No ha de extrañar a nadie que esta visión no sea compartida por la industria del petróleo y los combustibles fósiles. Por el contrario, la visión del futuro que esta industria tiene (y sobre la que actúa, con la enorme influencia que puede ejercer sobre los gobiernos del mundo) es una en la que el uso de sus productos, y con él las emisiones de gases de efecto invernadero, va en aumento y no en retroceso.

Esto se lo recordó con claridad la firma Exxon-Mobil al mundo entero precisamente cuando se inciaba la segunda semana de la COP20, con la publicación de su ampliamente consultado reporte Outlook for Energy. El reporte de Exxon-Mobil cubre el periodo hasta el año 2040, y es bastante claro en sus conclusiones: el consumo de petróleo y gas natural para satisfacer las necesidades energéticas del mundo aumentará, no decrecerá, en el curso del periodo analizado.

Esta visión tiene consecuencias inmediatas en varios planos, entre ellos el direccionamiento de inversiones y la constitución de políticas públicas. Si es cierto que las combustibles fósiles seguirán siendo tan centrales a la generación de energía, es en esa dirección que deben seguir moviéndose los capitales y es sobre esa base que deben planificar los estados. 

Y ahí radica el centro de la cuestión. Exxon-Mobil pretende que su reporte es una descripción objetiva de la realidad, pero no lo es. Es un posicionamiento, y está basado -como han observado sus críticos desde la organización The Price of Oil- en presuposiciones que no están garantizadas. 

Exxon-Mobil asume, sobre todo, que las negociaciones en Lima y París no producirán resultados efectivos en la práctica, y que no habrá acciones reales en la lucha contra el cambio climático. En otras palabras, asume que las políticas públicas con respecto al cambio climático permanecerán entrampadas, como lo han estado hasta el día de hoy. Asume que no habrá mayor inversión en energías renovables, que la presencia de estas en el mercado energético no avanzará, y que ni la ONU ni las COPs ni los gobiernos del mundo pueden hacer nada al respecto.
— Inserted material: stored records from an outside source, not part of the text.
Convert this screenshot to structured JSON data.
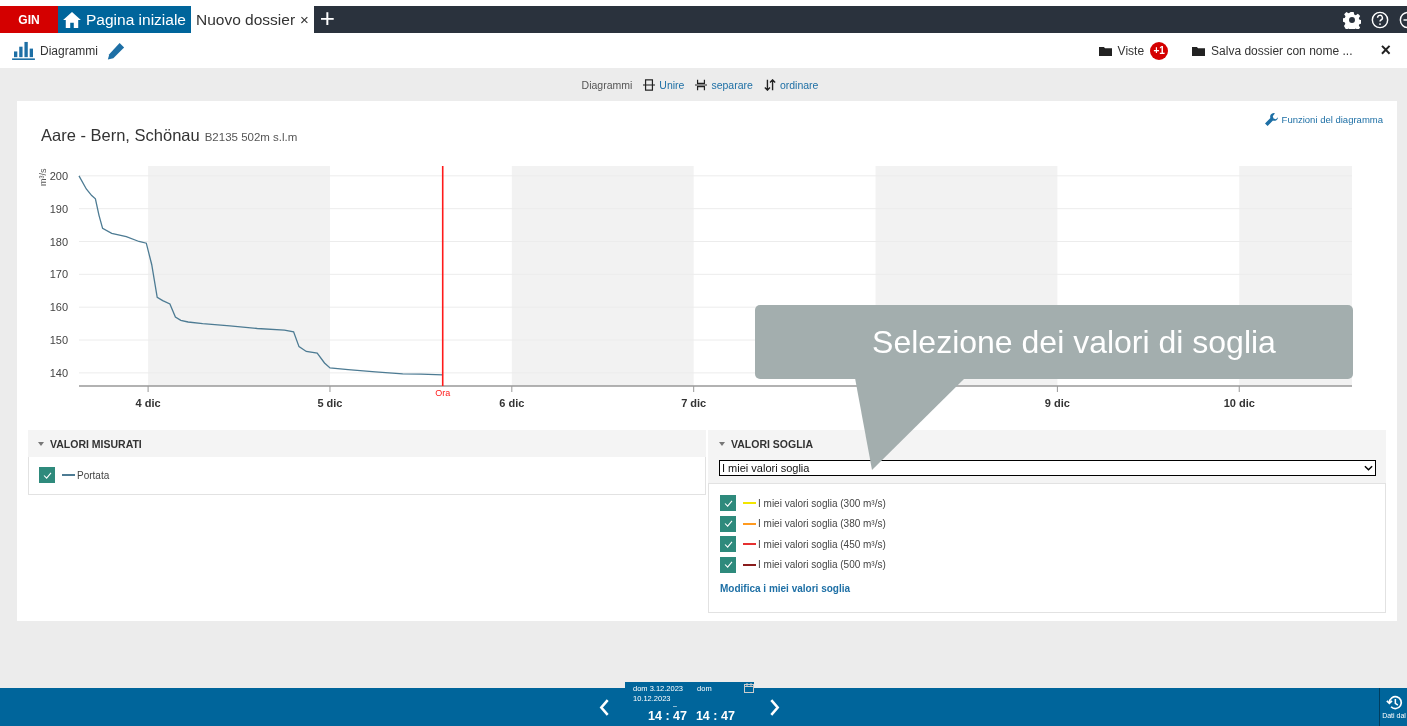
{
  "tabs": {
    "brand": "GIN",
    "items": [
      {
        "label": "Pagina iniziale",
        "kind": "home",
        "selected": false
      },
      {
        "label": "Nuovo dossier",
        "kind": "dossier",
        "selected": true,
        "close": "×"
      }
    ],
    "add": "+"
  },
  "toolbar": {
    "title": "Diagrammi",
    "views": {
      "label": "Viste",
      "badge": "+1"
    },
    "save": "Salva dossier con nome ...",
    "close": "×"
  },
  "diagram_tools": {
    "label": "Diagrammi",
    "actions": [
      {
        "label": "Unire",
        "kind": "join"
      },
      {
        "label": "separare",
        "kind": "split"
      },
      {
        "label": "ordinare",
        "kind": "sort"
      }
    ]
  },
  "chart_panel": {
    "link": "Funzioni del diagramma",
    "title": "Aare - Bern, Schönau",
    "subtitle": "B2135 502m  s.l.m",
    "chart_data": {
      "type": "line",
      "ylabel": "m³/s",
      "xlim": [
        3.62,
        10.62
      ],
      "ylim": [
        136,
        203
      ],
      "yticks": [
        140,
        150,
        160,
        170,
        180,
        190,
        200
      ],
      "xticks": [
        {
          "value": 4,
          "label": "4 dic"
        },
        {
          "value": 5,
          "label": "5 dic"
        },
        {
          "value": 6,
          "label": "6 dic"
        },
        {
          "value": 7,
          "label": "7 dic"
        },
        {
          "value": 9,
          "label": "9 dic"
        },
        {
          "value": 10,
          "label": "10 dic"
        }
      ],
      "x": [
        3.62,
        3.66,
        3.69,
        3.71,
        3.73,
        3.75,
        3.8,
        3.88,
        3.95,
        3.99,
        4.02,
        4.05,
        4.08,
        4.12,
        4.15,
        4.18,
        4.22,
        4.3,
        4.45,
        4.6,
        4.75,
        4.8,
        4.83,
        4.87,
        4.93,
        4.97,
        5.0,
        5.1,
        5.25,
        5.4,
        5.5,
        5.62
      ],
      "series": [
        {
          "name": "Portata",
          "color": "#4d7b93",
          "values": [
            200,
            196,
            194,
            193,
            188,
            184,
            182.5,
            181.5,
            180,
            179.5,
            173,
            163,
            162,
            161,
            157,
            156,
            155.5,
            155,
            154.3,
            153.5,
            153,
            152.5,
            148,
            146.5,
            146,
            143,
            141.5,
            141,
            140.3,
            139.7,
            139.6,
            139.4
          ]
        }
      ],
      "grid": true,
      "bands": [
        {
          "axis": "x",
          "from": 4,
          "to": 5,
          "color": "#f2f2f2"
        },
        {
          "axis": "x",
          "from": 6,
          "to": 7,
          "color": "#f2f2f2"
        },
        {
          "axis": "x",
          "from": 8,
          "to": 9,
          "color": "#f2f2f2"
        },
        {
          "axis": "x",
          "from": 10,
          "to": 10.62,
          "color": "#f2f2f2"
        }
      ],
      "ref_lines": [
        {
          "axis": "x",
          "value": 5.62,
          "label": "Ora",
          "color": "#ff1a1a"
        }
      ]
    }
  },
  "measured": {
    "title": "VALORI MISURATI",
    "expanded": true,
    "items": [
      {
        "checked": true
      }
    ]
  },
  "thresholds": {
    "title": "VALORI SOGLIA",
    "expanded": true,
    "select": "I miei valori soglia",
    "items": [
      {
        "label": "I miei valori soglia (300 m³/s)",
        "checked": true,
        "color": "#f2e600"
      },
      {
        "label": "I miei valori soglia (380 m³/s)",
        "checked": true,
        "color": "#ff9a1f"
      },
      {
        "label": "I miei valori soglia (450 m³/s)",
        "checked": true,
        "color": "#e53030"
      },
      {
        "label": "I miei valori soglia (500 m³/s)",
        "checked": true,
        "color": "#8a1c1c"
      }
    ],
    "edit_link": "Modifica i miei valori soglia"
  },
  "callout": {
    "text": "Selezione dei valori di soglia"
  },
  "timebar": {
    "from": "dom 3.12.2023",
    "to_day": "dom",
    "to_date": "10.12.2023",
    "separator": "–",
    "time_from": "14 : 47",
    "time_to": "14 : 47",
    "side": "Dati dal"
  }
}
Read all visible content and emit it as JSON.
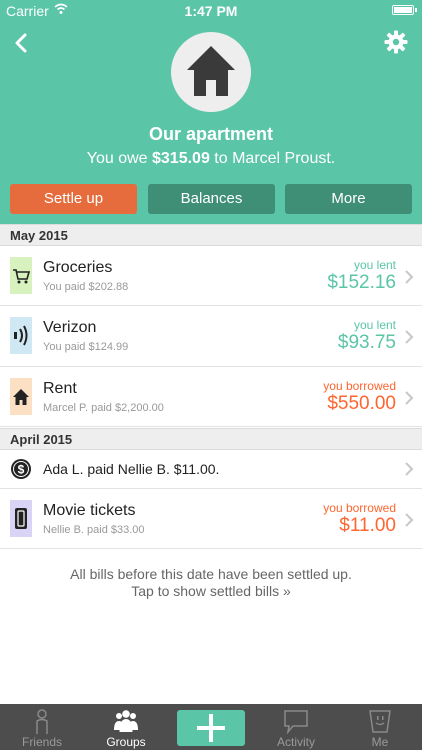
{
  "status_bar": {
    "carrier": "Carrier",
    "time": "1:47 PM"
  },
  "header": {
    "group_name": "Our apartment",
    "owe_prefix": "You owe",
    "owe_amount": "$315.09",
    "owe_suffix": "to Marcel Proust.",
    "buttons": {
      "settle_up": "Settle up",
      "balances": "Balances",
      "more": "More"
    },
    "colors": {
      "header_bg": "#5bc5a7",
      "settle_bg": "#e66c3e",
      "secondary_bg": "#3f8f76"
    }
  },
  "sections": [
    {
      "title": "May 2015",
      "items": [
        {
          "icon": "cart-icon",
          "title": "Groceries",
          "subtitle": "You paid $202.88",
          "label": "you lent",
          "amount": "$152.16",
          "kind": "lent"
        },
        {
          "icon": "signal-icon",
          "title": "Verizon",
          "subtitle": "You paid $124.99",
          "label": "you lent",
          "amount": "$93.75",
          "kind": "lent"
        },
        {
          "icon": "house-icon",
          "title": "Rent",
          "subtitle": "Marcel P. paid $2,200.00",
          "label": "you borrowed",
          "amount": "$550.00",
          "kind": "borrowed"
        }
      ]
    },
    {
      "title": "April 2015",
      "items": [
        {
          "icon": "dollar-icon",
          "title": "Ada L. paid Nellie B. $11.00.",
          "kind": "payment"
        },
        {
          "icon": "ticket-icon",
          "title": "Movie tickets",
          "subtitle": "Nellie B. paid $33.00",
          "label": "you borrowed",
          "amount": "$11.00",
          "kind": "borrowed"
        }
      ]
    }
  ],
  "settled_note": {
    "line1": "All bills before this date have been settled up.",
    "line2": "Tap to show settled bills »"
  },
  "tabbar": {
    "friends": "Friends",
    "groups": "Groups",
    "activity": "Activity",
    "me": "Me",
    "active": "Groups"
  },
  "colors": {
    "lent": "#5bc5a7",
    "borrowed": "#ff652f",
    "tabbar_bg": "#4d4d4d"
  }
}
El mantenimiento del objetivo de emisiones cero en el borrador de la COP de LIma es el principio de un desmentido a esta visión de la industria de los combustibles fósiles. Por ahora, es sólo letra y papel; queda por ver de qué forma se concretiza en el camino a París, a pesar de los muchos obstáculos (entre ellos, la presión de la propia industria).